Se volessimo adottare una metafora neurologica, dovremmo dire che la politica è decorticata e, dunque, afasica
Privata dello spazio in cui lo sciame di afferenze sensoriali che, ad ogni istante, la bersagliano, può plasticamente comporsi nell’articolazione plurale del discorso pubblico, nel quale ogni voce, anche la più flebile, ha diritto di manifestarsi, in un incessante processo di integrazione e di reciproca legittimazione, che via via conduce al concetto ed alla capacità di dare forma a valori, ideali, aspirazioni in cui si esprimono i significati ed il senso della vita. Prevalgono, invece, riflessi pavloviani e spinali che neppure sfiorano l’ encefalo, reazioni ancestrali, patterns arcaici del cervello primordiale, tutt’ al piu’ automatismi vegetativi e viscerali.
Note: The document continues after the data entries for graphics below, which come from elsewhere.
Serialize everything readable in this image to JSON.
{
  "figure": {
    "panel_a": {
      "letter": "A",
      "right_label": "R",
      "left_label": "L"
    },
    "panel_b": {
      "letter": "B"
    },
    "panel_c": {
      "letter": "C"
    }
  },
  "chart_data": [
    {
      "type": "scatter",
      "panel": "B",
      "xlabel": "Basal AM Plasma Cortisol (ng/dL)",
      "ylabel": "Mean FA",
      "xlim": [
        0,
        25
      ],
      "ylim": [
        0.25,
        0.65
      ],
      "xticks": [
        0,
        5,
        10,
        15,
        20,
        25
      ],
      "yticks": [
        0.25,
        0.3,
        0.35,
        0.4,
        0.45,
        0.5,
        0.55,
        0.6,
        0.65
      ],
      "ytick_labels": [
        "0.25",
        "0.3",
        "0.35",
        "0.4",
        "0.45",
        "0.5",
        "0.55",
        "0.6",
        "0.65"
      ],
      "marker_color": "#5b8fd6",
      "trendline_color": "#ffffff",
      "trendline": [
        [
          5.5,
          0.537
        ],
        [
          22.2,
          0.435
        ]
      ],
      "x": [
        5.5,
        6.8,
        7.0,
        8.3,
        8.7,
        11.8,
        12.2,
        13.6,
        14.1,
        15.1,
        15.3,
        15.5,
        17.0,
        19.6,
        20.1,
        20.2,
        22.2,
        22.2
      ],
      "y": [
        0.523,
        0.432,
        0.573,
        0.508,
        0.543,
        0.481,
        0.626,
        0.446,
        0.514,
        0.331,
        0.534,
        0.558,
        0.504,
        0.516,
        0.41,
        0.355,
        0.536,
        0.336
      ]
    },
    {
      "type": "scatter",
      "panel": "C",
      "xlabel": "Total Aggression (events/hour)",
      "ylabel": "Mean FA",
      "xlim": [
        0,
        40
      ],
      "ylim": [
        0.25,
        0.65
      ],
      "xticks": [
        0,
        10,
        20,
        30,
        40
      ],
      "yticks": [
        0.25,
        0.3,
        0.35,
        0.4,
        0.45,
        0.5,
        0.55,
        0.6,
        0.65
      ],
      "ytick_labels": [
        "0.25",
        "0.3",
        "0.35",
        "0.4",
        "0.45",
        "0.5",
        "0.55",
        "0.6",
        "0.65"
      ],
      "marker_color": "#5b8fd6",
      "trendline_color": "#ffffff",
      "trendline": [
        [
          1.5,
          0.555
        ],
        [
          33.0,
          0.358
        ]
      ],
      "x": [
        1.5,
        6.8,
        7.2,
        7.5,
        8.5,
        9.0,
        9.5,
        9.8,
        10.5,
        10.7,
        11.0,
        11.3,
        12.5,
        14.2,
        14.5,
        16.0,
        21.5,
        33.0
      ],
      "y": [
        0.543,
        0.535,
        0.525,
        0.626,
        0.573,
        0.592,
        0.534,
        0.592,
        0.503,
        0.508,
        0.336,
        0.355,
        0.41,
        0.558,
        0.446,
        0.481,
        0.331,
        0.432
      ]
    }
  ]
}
L’insostenibile peso della complessità, l’accelerazione parossistica delle trasformazioni, soprattutto lo smarrimento della trascendenza, quell’andare oltre che, al di là della mera fattività, attribuisce ad ogni gesto valore simbolico, imprigionano la politica in un perimetro che le offre una strumentazione piu’ affine alla meccanica “necessita” della tecnica e dell’ algoritmo, piuttosto che alla libertà del pensiero e dello spirito. Se tale è la lunghezza d’onda dei processi in corso, non tarderà giorno in cui – a dispetto della politica e della necessaria elasticità dei suoi percorsi – apparirà chiaro, in tutta evidenza, come, al di là dell’ effervescenza alla Trump, siano gli oligarchi che detengono, in uno, i poteri della tecnica, della comunicazione via “social” e dell’ economia, a tenere saldamente in mano il bandolo della matassa. Secondo un’ involuzione, per la quale alla flessibilità creativa dell’ umano, potrebbe subentrare una rigidità strutturale ed inespressiva. destinata a produrre effetti entropici.